5. Recovery is sometimes slow. Twelve hours came and went and I was still sick. I am a busybody. Sitting still is hard, watching television makes me stiff and sore. Laying in bed makes me sad and blue. Staying busy keeps me at peace. I set goals in my mind for recovery from this stomach bug and from grief and neither worked out. Recovery goes at it's own speed, no time limits. I have no control over how quickly I recover, I can't white knuckle it and make my body quit having issues anymore than I can make myself quit feeling sad. I can manage the symptoms by eating the soft, gentle foods you are supposed to eat after being sick and not drinking coffee on an empty stomach(learned that the hard way) but I can't force the recovery. I have to be along for the ride, be gentle, not rush it. Recovery is an interesting word. To recover what was lost. Whether a stomach bug, food poisoning or a life altering loss, recovery takes time and it's a process. Be gentle to yourself and be gentle to others who are recovering.

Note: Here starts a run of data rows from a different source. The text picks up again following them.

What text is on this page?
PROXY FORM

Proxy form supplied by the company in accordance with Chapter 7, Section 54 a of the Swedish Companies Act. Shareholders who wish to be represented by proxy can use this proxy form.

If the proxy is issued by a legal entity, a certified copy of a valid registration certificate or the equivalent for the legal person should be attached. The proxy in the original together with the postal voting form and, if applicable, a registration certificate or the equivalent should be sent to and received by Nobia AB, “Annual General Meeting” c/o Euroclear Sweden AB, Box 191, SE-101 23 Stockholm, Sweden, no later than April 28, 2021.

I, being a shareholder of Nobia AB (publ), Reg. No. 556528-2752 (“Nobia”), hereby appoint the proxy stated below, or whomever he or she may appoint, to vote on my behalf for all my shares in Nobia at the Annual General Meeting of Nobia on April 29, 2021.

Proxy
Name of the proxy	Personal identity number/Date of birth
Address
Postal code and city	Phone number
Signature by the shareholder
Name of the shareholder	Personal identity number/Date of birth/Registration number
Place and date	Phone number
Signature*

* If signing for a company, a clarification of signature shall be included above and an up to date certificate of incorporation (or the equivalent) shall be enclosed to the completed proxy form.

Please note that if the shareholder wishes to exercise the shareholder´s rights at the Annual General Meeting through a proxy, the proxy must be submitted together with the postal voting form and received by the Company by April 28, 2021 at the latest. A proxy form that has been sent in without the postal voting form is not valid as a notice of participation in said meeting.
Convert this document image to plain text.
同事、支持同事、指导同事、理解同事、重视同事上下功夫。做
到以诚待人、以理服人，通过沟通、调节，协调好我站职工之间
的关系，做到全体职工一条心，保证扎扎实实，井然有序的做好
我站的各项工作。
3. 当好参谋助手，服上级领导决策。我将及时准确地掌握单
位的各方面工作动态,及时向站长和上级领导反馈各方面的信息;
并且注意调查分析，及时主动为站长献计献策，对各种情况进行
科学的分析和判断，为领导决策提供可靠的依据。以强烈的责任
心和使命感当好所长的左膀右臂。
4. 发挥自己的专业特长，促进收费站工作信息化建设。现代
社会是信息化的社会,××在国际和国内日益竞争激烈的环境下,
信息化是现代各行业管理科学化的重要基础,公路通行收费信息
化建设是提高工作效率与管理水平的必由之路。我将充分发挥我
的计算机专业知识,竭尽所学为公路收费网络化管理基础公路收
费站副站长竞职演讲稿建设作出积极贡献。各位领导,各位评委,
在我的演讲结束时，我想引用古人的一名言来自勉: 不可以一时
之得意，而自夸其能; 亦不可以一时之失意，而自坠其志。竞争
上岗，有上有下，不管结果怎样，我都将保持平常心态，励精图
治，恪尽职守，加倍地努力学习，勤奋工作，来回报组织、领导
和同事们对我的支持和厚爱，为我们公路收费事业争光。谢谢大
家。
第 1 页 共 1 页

So that's it friends. That's what I learned, maybe seems silly but I just like to redeem the times with some good thinking instead of stinking thinking. Oh yeah and by the way....this is how I think...in numbered points. I know I am so weird, but aren't we all a bit weird and peculiar? The misfits and the broken, sojourning through this world where we don't belong.
Keep the heavenly perspective friends, we are just passing through. Let's take as many along with us as possible to heaven. Make each day count.